The legalization of marijuana has become so mainstream that a segment called “Marijuana Moms” appeared on the “Today Show” earlier this month, featuring moms who regularly smoke weed and claim it makes them better parents. But make no mistake, scores of people, particularly poor and of color, have criminal records or still sit in prison because of marijuana.
Mitchell Kulick, founding partner at the New York City law firm Feuerstein Kulick LLP, which advises investors and early stage cannabis companies, talked to Salon’s Amanda Marcotte about the the status of legal marijuana across the country and whether decriminalization works.
The overall state of legalized marijuana in the United States is fragmented. So you have at this point in time, about 30 states that have a medical program, sort of a robust medical program. I think it’s probably closer to almost 50 states that have some form, but a real medical program is about 30 states and then there are eight states that have a recreational. I think you just mentioned Maine, Massachusetts, Nevada, those are the most recent to have passed a recreational program.
Decriminalization—people confuse the two, between legalization and decriminalization. In New York City, marijuana is decriminalized, meaning that if you were caught with possessing a certain small amount, you’re going to get a ticket like a traffic ticket, which is different than legalized, which is your ability to go purchase it at a store or dispensary.
On whether decriminalization is effective:
Definitely, it’s not an effective way, but this seems to be the only way, as far as the United States at this point in time. Certainly, if you look to Canada, our neighbor to the north, what they’ve done is, they’ve legalized it across the entire country for medical, at this point in time, moving towards recreational. That solves a lot of problems when you’re legal across your entire country, in terms of banking, access to capital markets, etc, which are very difficult aspects participating in the industry here in the United States being so fragmented.

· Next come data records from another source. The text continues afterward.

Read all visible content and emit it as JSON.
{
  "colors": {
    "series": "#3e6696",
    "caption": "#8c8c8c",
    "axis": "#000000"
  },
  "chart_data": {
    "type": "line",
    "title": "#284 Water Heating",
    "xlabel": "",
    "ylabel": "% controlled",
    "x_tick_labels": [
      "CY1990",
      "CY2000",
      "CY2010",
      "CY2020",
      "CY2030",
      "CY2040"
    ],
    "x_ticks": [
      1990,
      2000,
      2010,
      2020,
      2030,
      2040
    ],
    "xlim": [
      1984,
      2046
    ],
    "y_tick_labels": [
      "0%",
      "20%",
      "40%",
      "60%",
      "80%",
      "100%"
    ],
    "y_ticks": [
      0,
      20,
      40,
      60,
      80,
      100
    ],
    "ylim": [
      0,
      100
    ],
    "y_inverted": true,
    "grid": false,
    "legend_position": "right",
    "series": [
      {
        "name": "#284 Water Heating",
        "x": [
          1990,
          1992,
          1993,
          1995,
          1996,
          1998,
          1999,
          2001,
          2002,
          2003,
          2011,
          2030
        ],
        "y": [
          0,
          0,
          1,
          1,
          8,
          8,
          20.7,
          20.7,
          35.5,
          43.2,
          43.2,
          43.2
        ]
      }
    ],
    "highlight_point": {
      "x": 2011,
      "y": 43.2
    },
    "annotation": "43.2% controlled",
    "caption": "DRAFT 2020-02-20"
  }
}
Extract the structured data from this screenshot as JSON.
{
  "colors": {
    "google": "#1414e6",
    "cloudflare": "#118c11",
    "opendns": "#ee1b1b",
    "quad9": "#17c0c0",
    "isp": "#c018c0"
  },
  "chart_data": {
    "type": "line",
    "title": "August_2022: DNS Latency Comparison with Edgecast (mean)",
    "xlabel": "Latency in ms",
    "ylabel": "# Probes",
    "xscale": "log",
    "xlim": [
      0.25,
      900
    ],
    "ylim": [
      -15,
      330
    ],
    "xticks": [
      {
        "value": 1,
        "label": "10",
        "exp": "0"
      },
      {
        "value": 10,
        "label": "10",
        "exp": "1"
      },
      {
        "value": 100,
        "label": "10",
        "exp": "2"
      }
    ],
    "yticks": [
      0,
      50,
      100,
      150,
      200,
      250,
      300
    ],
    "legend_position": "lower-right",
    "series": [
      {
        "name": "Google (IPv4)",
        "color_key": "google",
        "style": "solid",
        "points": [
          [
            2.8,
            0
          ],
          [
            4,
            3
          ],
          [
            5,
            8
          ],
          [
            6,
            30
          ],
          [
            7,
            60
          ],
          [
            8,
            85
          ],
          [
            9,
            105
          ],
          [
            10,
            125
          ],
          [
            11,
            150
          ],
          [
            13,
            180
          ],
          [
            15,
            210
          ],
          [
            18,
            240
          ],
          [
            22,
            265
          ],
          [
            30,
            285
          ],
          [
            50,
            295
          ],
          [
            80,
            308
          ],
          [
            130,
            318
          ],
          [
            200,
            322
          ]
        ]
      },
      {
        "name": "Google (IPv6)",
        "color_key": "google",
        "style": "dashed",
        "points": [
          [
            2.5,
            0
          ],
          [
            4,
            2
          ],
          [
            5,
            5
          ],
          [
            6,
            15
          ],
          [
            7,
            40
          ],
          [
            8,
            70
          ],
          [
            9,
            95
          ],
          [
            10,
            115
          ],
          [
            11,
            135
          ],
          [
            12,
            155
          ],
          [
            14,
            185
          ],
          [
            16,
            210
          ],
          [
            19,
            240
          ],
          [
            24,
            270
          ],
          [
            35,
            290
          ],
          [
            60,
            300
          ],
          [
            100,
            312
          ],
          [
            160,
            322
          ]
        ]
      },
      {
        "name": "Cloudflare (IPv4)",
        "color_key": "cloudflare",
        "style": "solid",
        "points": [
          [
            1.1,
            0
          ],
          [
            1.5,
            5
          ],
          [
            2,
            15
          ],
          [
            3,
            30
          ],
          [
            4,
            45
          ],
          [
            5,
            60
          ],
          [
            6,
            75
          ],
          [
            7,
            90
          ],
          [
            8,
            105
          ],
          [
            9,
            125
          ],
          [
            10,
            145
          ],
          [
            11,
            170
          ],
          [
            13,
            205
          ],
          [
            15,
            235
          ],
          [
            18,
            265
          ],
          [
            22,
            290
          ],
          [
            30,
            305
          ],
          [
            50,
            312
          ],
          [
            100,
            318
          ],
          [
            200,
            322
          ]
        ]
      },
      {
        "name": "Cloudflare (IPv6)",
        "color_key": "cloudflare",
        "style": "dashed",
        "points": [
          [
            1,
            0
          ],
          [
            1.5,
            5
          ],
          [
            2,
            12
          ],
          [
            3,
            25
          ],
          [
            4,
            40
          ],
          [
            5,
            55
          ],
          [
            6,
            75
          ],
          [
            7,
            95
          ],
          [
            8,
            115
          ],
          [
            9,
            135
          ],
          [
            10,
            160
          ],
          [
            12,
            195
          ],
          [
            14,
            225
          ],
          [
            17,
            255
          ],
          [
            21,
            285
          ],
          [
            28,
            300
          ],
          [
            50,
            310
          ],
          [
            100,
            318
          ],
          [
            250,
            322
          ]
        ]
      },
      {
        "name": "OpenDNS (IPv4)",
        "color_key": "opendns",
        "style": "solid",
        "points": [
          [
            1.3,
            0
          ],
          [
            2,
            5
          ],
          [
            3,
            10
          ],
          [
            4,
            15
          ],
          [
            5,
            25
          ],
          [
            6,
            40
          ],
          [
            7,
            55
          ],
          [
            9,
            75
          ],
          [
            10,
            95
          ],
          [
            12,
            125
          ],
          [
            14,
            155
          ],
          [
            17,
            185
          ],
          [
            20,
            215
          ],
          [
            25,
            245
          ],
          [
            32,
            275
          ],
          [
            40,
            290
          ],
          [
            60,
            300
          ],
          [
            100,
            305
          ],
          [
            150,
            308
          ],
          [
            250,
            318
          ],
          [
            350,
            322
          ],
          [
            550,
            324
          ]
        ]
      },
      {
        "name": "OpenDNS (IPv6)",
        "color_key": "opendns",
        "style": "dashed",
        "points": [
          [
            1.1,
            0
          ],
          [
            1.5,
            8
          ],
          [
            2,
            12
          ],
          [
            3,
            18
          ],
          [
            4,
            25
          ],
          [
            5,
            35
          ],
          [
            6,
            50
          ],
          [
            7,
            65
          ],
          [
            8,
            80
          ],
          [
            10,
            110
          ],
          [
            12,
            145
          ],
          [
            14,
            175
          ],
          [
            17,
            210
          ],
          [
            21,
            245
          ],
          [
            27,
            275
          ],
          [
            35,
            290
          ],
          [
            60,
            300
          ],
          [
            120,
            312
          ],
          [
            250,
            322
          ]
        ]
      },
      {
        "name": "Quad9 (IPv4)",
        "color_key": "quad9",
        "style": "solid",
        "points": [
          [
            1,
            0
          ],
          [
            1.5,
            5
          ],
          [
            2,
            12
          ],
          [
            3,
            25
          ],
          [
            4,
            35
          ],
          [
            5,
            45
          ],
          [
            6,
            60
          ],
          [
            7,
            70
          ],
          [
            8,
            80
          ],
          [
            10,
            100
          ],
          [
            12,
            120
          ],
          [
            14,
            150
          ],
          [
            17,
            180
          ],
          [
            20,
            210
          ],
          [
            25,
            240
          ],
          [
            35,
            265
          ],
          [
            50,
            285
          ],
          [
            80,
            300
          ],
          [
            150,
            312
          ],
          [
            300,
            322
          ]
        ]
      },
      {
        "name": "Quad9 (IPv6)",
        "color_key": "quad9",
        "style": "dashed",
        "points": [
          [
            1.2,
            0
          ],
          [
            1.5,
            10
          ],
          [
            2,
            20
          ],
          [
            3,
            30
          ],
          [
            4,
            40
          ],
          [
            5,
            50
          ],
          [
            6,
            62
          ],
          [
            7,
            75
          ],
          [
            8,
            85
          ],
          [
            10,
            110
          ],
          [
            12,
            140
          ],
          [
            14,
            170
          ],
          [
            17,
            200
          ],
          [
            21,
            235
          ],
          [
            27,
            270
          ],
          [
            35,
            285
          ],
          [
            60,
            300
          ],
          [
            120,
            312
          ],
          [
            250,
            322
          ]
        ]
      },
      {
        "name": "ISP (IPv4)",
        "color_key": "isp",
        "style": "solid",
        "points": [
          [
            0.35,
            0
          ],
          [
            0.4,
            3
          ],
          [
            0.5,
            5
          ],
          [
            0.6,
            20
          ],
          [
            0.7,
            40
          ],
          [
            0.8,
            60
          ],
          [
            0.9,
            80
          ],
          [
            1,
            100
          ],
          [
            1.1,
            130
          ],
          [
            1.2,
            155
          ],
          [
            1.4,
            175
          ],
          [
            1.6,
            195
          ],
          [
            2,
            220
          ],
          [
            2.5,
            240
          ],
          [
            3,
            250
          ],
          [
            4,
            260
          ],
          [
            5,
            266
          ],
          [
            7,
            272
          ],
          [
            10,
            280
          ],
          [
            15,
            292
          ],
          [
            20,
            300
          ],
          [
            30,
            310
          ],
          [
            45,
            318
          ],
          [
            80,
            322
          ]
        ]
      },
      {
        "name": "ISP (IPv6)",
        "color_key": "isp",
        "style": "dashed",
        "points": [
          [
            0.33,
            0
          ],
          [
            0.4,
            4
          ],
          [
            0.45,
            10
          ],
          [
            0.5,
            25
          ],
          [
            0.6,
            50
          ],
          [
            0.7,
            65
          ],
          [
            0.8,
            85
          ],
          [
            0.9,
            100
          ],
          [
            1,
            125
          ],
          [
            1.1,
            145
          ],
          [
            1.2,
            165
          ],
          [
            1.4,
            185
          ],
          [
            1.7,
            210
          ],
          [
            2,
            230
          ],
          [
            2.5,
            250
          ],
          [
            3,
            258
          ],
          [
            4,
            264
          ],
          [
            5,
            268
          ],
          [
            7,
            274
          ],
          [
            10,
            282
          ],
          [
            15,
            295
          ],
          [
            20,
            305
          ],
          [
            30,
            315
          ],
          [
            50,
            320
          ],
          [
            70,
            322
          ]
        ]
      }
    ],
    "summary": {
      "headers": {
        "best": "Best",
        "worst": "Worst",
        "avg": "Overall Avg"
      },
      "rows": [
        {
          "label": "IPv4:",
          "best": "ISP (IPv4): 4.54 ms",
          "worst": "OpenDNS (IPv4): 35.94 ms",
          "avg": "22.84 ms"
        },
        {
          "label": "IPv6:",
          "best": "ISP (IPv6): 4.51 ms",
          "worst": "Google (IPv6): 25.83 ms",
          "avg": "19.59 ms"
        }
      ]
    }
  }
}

It was a Western movement, but now it’s going to be, it’s everywhere. Once Massachusetts voted there, which will start July 1, 2018, it puts a lot of pressure on the neighboring states to do the same thing because otherwise all their citizens are going to move across the border and pay their taxes to Massachusetts and not to Connecticut, and Rhode Island, and Vermont. I think it’s going to spread, the East Coast is going to be huge.